第四層的里面是一顆燒得只剩小米大小的不明物,已經像碳一樣黑,分辨不出是什麼東西了。

最後一層的香爐中什麼都沒有,既沒有沾黏在上面的東西,也沒有絲毫其他物質的痕跡。

「這是一個機關。」卓灼不由地撓了撓腦袋,「像是要放對東西才行?」

靈華點頭︰「我能看出需要水、毛發、血液,但剩下的兩個確實看不出來。你可有線索?」

卓灼亦是一頭霧水,他建議道︰「不如看看暗室里有沒有這些香爐的記錄,這里面存放了許多幽秘之事,可能也有有解法。」

「也好。」

靈華正要掏出鑰匙,卓灼大手一揮︰「不必用鑰匙,我可以打開這里。」

靈華驚訝道︰「你居然可以打開這麼隱秘重要的地方?早知便帶你來,也不必受

那毒氣。」

卓灼莞爾一笑,又收起笑容面色深沉︰「因為我身份特殊,帝淵本想大力提拔我。如果我去為帝淵辦事,恐怕沒相遂生什麼地位。」

靈華對相遂生仍有好奇,便問道︰「那為何要提拔相遂生?」

卓灼一邊帶著靈華向暗室走去,一邊繼續道︰「帝淵見我無意跟她做事,才尋了相遂生來,以為能再造出一個我,卻失敗了。
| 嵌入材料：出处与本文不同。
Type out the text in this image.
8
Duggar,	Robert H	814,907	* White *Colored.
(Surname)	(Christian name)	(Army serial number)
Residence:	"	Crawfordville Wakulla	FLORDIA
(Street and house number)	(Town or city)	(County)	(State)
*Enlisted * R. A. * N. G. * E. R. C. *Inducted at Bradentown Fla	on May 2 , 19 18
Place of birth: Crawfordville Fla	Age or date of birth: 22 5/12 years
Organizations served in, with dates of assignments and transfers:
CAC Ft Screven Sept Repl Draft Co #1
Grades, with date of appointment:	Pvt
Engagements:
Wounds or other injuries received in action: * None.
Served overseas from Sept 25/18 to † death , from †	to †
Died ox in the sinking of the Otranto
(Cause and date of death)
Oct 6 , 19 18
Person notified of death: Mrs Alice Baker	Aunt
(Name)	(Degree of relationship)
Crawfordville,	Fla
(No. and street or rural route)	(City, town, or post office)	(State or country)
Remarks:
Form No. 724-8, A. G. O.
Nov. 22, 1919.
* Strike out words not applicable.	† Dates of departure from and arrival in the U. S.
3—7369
相遂生沒有變成妖,反而成為了半人半妖的人類,他無法變成妖,卻因對帝淵忠心耿耿、手段狠辣,對人類敵視,被帝淵賞識。」

靈華不解︰「他本身也是人類,為何要對同類產生敵意?」

「這說來話長。」卓灼一邊四處打量,一邊思考著如何講給她听。

靈華跟著他走過一個接一個書架,忽而卓灼停頓了下來。

「這是什麼東西?」卓灼疑惑地自問。

靈華順著他的視線向右看去,書架之間放置著一個正方形的半人高展架,一個虎像靜靜擺在上面,周圍流淌著詭秘的紅光。

想必這就是安槐所說的「陣眼」。

所有幻陣不一定擁有陣眼,而有陣眼的幻陣一定受寶物庇護,更難摧毀。

安槐所言,此虎像在木樓中受靈氣燻陶,已屬靈器,威力定當比普通法器強大。

她從卓灼背後走出,將手覆在虎像上感知一瞬,便收回了手。

「這便是幻陣的陣眼。」靈華回頭對卓灼道。但她沒有講全部情況告知,把後半句話藏了起來。

台子上的虎像中的靈力比曹大夫給她的靈石多了不知幾百倍,必須要將之摧毀,才有機會將幻陣破解。

而這木樓處處充斥著真實與虛幻的交替,是否破了幻陣,這木樓上的虛假就不復存在了呢?

靈華並不清楚答案,但此時她心念堅定,要做的事情格外清晰。

只見她聚精會神匯聚靈力于掌,旁邊卓灼正在說什麼,可她已經听不清了。

靈力產生的氣場卷出陣陣微風,她伸出手取了大量的光亮,周圍一下變得黑暗起來。

暗夜中唯有靈華的手心發散著暗黃的暖光,這些光如追隨燃火的飛蛾,跟著她的手擺動起來。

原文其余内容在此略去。